Navy Lt. Patrick Hearn, the second U.S. runner to cross the line, finished with a time 2:20:28, placing 22nd overall. Hearn previously set a personal best when he won the 2018 Marine Corps Marathon and bested that time by about three minutes. But he narrowly missed the 2:19 cut to qualify for the Olympic trials.
“I’m definitely happy with the time,” Hearn said. “I was kind of unsure where my training fitness was. But I felt like I could do under 2:22.”

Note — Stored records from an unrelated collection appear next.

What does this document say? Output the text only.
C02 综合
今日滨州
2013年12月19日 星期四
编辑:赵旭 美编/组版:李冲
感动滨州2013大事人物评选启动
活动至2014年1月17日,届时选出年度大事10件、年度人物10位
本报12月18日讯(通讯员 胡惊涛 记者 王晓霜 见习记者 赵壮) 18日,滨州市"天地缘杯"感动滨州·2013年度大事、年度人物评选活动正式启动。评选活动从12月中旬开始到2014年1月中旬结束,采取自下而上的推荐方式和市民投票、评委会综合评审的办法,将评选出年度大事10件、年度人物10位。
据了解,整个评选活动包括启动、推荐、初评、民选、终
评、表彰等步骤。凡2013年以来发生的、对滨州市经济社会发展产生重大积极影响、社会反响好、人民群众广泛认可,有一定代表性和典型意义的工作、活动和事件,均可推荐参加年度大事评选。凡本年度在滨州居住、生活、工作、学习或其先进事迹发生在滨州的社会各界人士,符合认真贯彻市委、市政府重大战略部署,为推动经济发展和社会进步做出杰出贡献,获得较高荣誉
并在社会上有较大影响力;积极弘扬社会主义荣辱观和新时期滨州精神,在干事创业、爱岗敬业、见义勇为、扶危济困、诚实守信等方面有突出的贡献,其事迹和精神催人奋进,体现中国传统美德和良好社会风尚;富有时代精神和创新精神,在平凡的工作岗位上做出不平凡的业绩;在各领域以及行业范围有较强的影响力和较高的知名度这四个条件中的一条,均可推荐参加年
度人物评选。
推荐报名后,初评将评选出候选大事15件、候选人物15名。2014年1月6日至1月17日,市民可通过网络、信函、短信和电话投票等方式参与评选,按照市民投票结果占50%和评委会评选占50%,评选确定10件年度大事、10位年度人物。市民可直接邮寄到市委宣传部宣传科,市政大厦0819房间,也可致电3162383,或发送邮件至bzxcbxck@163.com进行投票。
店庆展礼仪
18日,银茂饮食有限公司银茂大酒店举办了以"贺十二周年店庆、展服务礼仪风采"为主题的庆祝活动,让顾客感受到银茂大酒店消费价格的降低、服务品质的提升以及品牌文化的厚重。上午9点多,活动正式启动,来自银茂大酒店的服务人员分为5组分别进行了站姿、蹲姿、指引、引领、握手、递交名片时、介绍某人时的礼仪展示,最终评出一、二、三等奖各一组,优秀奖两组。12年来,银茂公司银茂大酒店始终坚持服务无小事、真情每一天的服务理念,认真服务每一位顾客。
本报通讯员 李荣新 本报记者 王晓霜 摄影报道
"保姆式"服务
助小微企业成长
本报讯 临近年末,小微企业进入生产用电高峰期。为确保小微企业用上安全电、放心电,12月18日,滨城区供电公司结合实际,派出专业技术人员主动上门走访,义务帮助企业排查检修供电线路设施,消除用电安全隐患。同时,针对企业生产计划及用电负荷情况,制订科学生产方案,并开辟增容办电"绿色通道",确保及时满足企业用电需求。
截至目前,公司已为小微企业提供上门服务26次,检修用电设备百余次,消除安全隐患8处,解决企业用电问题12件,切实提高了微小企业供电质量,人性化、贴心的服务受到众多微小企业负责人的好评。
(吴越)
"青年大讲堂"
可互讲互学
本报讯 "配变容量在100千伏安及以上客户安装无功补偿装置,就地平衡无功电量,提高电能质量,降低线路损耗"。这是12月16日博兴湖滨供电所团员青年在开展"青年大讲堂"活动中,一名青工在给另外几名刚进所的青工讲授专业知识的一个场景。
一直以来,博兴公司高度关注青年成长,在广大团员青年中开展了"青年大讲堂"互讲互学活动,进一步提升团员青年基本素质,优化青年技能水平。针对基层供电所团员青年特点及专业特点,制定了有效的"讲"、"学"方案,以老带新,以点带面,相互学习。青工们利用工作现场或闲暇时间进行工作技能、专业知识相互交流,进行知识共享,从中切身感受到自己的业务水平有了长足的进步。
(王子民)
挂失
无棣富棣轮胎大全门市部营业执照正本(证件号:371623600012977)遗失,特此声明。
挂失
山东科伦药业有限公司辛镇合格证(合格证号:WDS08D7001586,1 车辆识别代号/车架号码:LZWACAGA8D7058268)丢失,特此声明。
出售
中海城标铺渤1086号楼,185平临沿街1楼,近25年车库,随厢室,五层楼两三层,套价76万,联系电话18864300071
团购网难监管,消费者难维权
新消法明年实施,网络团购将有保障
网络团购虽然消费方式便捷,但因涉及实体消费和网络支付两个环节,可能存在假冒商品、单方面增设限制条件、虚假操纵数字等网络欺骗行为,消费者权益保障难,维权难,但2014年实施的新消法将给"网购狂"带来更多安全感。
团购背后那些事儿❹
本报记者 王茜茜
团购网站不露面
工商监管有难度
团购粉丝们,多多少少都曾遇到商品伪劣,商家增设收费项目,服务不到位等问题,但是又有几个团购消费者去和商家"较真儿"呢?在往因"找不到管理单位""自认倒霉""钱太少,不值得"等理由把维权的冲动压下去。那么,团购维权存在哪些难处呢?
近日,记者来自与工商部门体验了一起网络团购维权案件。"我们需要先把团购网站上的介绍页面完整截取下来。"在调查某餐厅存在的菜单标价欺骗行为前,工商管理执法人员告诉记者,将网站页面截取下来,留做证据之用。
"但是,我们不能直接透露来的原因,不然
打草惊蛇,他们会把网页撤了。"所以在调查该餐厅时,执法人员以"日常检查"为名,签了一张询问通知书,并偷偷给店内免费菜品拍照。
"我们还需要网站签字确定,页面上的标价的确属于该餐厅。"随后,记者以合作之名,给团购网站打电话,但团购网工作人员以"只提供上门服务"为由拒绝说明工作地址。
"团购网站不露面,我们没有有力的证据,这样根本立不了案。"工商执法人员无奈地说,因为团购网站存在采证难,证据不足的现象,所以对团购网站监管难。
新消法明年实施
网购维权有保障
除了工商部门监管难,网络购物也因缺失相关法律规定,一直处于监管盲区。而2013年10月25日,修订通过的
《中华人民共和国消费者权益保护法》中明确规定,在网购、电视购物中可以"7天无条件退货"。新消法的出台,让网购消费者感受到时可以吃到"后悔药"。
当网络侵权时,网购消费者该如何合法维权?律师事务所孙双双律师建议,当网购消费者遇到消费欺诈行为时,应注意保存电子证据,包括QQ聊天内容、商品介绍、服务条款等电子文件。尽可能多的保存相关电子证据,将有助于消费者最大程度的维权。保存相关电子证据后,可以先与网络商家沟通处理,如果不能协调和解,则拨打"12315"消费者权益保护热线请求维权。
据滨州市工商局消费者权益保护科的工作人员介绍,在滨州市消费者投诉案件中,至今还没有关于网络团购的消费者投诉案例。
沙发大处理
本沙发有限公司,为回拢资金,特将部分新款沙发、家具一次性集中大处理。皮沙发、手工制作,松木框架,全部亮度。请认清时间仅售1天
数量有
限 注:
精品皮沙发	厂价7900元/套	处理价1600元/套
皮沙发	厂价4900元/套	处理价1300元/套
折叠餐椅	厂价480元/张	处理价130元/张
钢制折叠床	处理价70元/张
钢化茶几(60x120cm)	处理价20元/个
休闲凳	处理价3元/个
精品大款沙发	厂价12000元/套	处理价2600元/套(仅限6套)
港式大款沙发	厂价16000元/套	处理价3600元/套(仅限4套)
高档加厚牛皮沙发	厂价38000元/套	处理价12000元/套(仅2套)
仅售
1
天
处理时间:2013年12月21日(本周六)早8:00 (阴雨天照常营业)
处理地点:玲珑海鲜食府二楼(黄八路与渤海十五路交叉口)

The University of Maryland grad said after competing at the Los Angeles Marathon in February, he credited the All-Navy Marathon coach, James Felty, for helping him become more disciplined in his training. He also had better nutrition that kept him energized throughout each segment of the race. A former high school baseball player, Hearn said he didn’t discover his talent for distance running until his college years.
“Running a marathon does some damage to your legs,” Hearn said. “Like the last five miles, my hamstrings and my calves were just screaming. But I did feel good; I didn’t hit the wall.”
Navy Lt. Katherine Irgens, the 2nd U.S. female finisher at 2:51:37, had taken a break from competing, although she continued to train for Wuhan. Irgens said she spent hours studying for a master’s degree that took a toll on her marathon preparation.
“Some of my training runs, I was pretty tired,” Irgens said. “But then during the race, I got to about 10K and my legs felt really good and I just kind of got into a groove and was able to finish strong.”
Irgens PRed by two and a half minutes, beating her time at the 2017 Eugene Marathon.
Maj. Amy Natalini, the 2018 Air Force athlete of the year and an intelligence officer with 8th Air Force at Barksdale Air Force Base, Louisiana, finished third for American women. Natalini, who completed the Chicago Marathon just days before leaving for Wuhan, said she had more team goals in mind than individual ones.
“My goal was to come out here and run for the team,” Natalini said. “These guys … I’m so proud of everything that they accomplished today.”
Army 2nd Lt. Mutua Samson was the third male finisher for the USA. Samson, a native of Meru, Kenya, enlisted in the U.S. Army six years ago before commissioning and he became interested in running while doing physical training. He said setting a personal best at Wuhan showed his steady progress in the sport.
Samson, who recently became stationed at Walter Reed National Military Medical Center, in Bethesda, Maryland, only had two months to prepare for Wuhan. But the team’s performance highlighted his time in China.
“I could not ask for anything better,” Samson said. “We were hoping for a medal, but there is always tomorrow.”